A few tips for a healthier Christmas without losing any of the Fun!
Choose tomato-based dips like salsa rather than dips made with cream or cream cheese. Alternatively make your own dips by adding fresh chopped herbs and spices to low-fat plain yoghurt or reduced-fat crème fraiche. Serve with vegetable crudités, breadsticks, rice or oatcakes instead of crisps or tortillas.
Reduce the fat but still make delicious crispy roasties by parboiling potatoes and parsnips first. Lightly brush with olive oil rather than pouring from the bottle. Cut in large pieces to reduce the amount of oil absorbed. Try roasting sweet potatoes which are high in the antioxidant beta-carotene and have a lower GI-rating than white potatoes.
Pile on the vegetables. The greater the variety of colours, the greater the variety of nutrients. Vegetables are typically low in calories. Avoid smothering them in butter as 1tsp adds around 35 calories.
Turkey is a great choice as it is packed with protein and contains zinc, selenium and B vitamins. Great for the immune system, energy and mood.
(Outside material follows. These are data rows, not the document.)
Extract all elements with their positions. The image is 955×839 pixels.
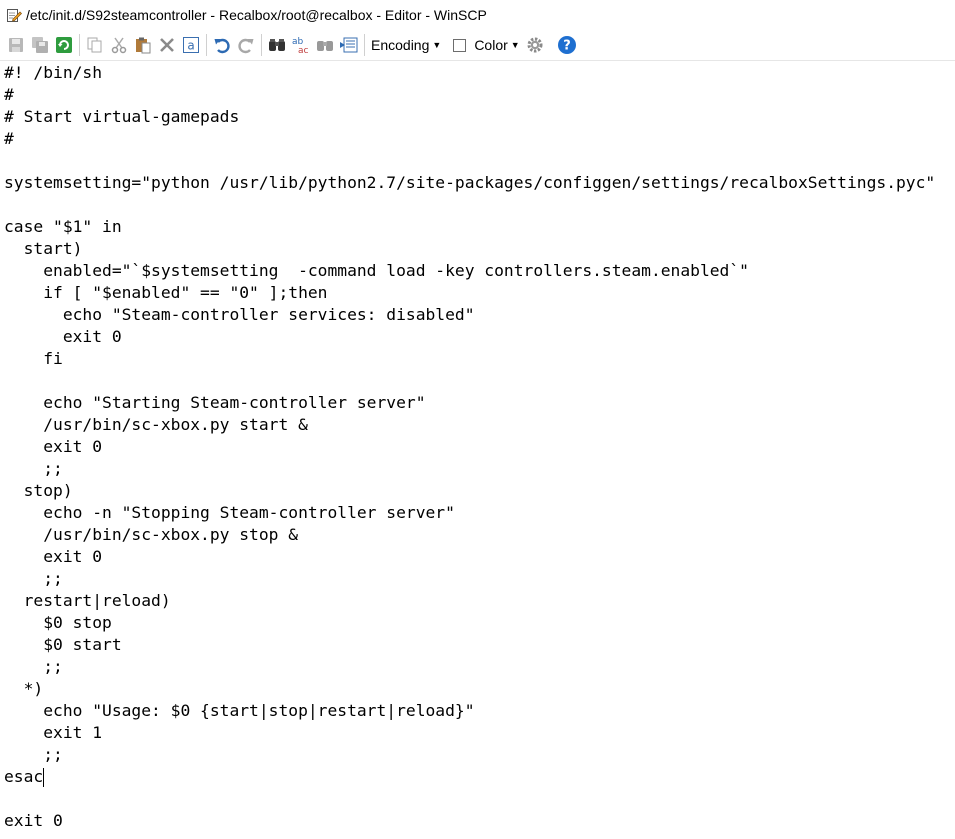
code-line: /usr/bin/sc-xbox.py start & [4, 415, 308, 434]
color-dropdown[interactable]: Color ▼ [450, 34, 522, 56]
redo-icon[interactable] [235, 34, 257, 56]
toolbar-separator [364, 34, 365, 56]
code-line: $0 start [4, 635, 122, 654]
code-line: # [4, 85, 14, 104]
cut-icon[interactable] [108, 34, 130, 56]
toolbar-separator [261, 34, 262, 56]
reload-icon[interactable] [53, 34, 75, 56]
code-line: exit 0 [4, 437, 103, 456]
chevron-down-icon: ▼ [432, 40, 442, 50]
chevron-down-icon: ▼ [510, 40, 520, 50]
title-bar: /etc/init.d/S92steamcontroller - Recalbo… [0, 0, 955, 30]
color-checkbox[interactable] [453, 38, 467, 52]
gear-icon[interactable] [524, 34, 546, 56]
code-line: stop) [4, 481, 73, 500]
encoding-dropdown[interactable]: Encoding ▼ [368, 34, 444, 56]
paste-icon[interactable] [132, 34, 154, 56]
code-line: echo "Steam-controller services: disable… [4, 305, 475, 324]
toolbar-separator [206, 34, 207, 56]
find-icon[interactable] [266, 34, 288, 56]
delete-icon[interactable] [156, 34, 178, 56]
code-line: ;; [4, 657, 63, 676]
editor-toolbar: a ab ac Encoding ▼ Color ▼ ? [0, 30, 955, 61]
code-line: systemsetting="python /usr/lib/python2.7… [4, 173, 936, 192]
color-label: Color [474, 37, 508, 53]
code-line: echo "Usage: $0 {start|stop|restart|relo… [4, 701, 475, 720]
code-line: #! /bin/sh [4, 63, 103, 82]
save-all-icon[interactable] [29, 34, 51, 56]
undo-icon[interactable] [211, 34, 233, 56]
go-to-line-icon[interactable] [338, 34, 360, 56]
code-line: # Start virtual-gamepads [4, 107, 240, 126]
window-title: /etc/init.d/S92steamcontroller - Recalbo… [26, 7, 487, 23]
code-line: *) [4, 679, 44, 698]
code-line: esac [4, 767, 44, 786]
code-line: exit 0 [4, 811, 63, 830]
code-line: # [4, 129, 14, 148]
code-line: echo "Starting Steam-controller server" [4, 393, 426, 412]
code-line: ;; [4, 569, 63, 588]
code-line: ;; [4, 459, 63, 478]
edit-document-icon [7, 9, 22, 22]
select-all-icon[interactable]: a [180, 34, 202, 56]
save-icon[interactable] [5, 34, 27, 56]
toolbar-separator [79, 34, 80, 56]
code-line: $0 stop [4, 613, 112, 632]
help-icon[interactable]: ? [556, 34, 578, 56]
code-line: case "$1" in [4, 217, 122, 236]
text-cursor [43, 768, 45, 787]
code-line: start) [4, 239, 83, 258]
code-line: restart|reload) [4, 591, 171, 610]
code-line: if [ "$enabled" == "0" ];then [4, 283, 328, 302]
code-line: /usr/bin/sc-xbox.py stop & [4, 525, 299, 544]
replace-icon[interactable]: ab ac [290, 34, 312, 56]
copy-icon[interactable] [84, 34, 106, 56]
find-next-icon[interactable] [314, 34, 336, 56]
code-line: exit 0 [4, 547, 103, 566]
code-line: fi [4, 349, 63, 368]
encoding-label: Encoding [371, 37, 430, 53]
svg-text:?: ? [563, 39, 571, 54]
code-line: exit 0 [4, 327, 122, 346]
svg-text:ac: ac [298, 46, 309, 54]
code-line: exit 1 [4, 723, 103, 742]
code-line: echo -n "Stopping Steam-controller serve… [4, 503, 455, 522]
code-line: ;; [4, 745, 63, 764]
svg-text:a: a [187, 39, 194, 53]
code-line: enabled="`$systemsetting -command load -… [4, 261, 749, 280]
text-editor[interactable]: #! /bin/sh # # Start virtual-gamepads # syst… [0, 61, 955, 839]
A 100g serving of roast turkey contains 157 calories and 3.2g fat. Go easy on the skin though as just 15g contains around 70 calories and 6g fat.
5. Mince Pies and Christmas pudding
Try making your own mince pies using filo pastry instead of short crust. Filo pasty has 304 calories per 100g while short crust has 453 calories. Leave off the pastry top or try mixing stewed apple in with the mincemeat to reduce the fat content.
Choose lower fat versions of shop bought Christmas pudding or mince pies.
6. Stay hydrated
It is important to stay hydrated as even mild dehydration can lead to a headache. Drink at least 6-8 glasses of water, herbal tea or diluted juice a day. Alcohol has a diuretic effect making it even more important to stay properly hydrated.
7. Don’t skip meals to stockpile calories for alcohol.
Alcohol supplies empty calories so you will be depriving your body of valuable nutrients needed for detoxification.
8. Don’t drink on an empty stomach
Don’t drink on an empty stomach. Try eating a small pot of natural yoghurt and a banana before drinking. The protein slows stomach emptying and the potassium rich banana helps balance an increase in salt intake of nibbles. Lighter coloured alcoholic drinks tend to be lower in chemical by-products. The greater the chemical by-products the worse the hangover. Alternate alcoholic drinks with juice, water or a soft drink.
9. Immune System
Most of us are so busy over the Christmas holidays that we can forget how important it is to take time out for rest and relaxation which is essential for supporting the immune system. Immunity is greatly affected by what we eat and drink. Boost the immune system by reducing sugar intake, processed foods, caffeine and alcohol. Increase intake of vitamin, mineral and antioxidant rich fruits and vegetables. For extra support take a high potency multi-vitamin with zinc which helps to support and stimulate the immune system.
10. 80/20 Rule
Christmas is a time for celebration so apply the 80-20 rule to eating and drinking through-out the year to allow for a bit of indulgence over Christmas.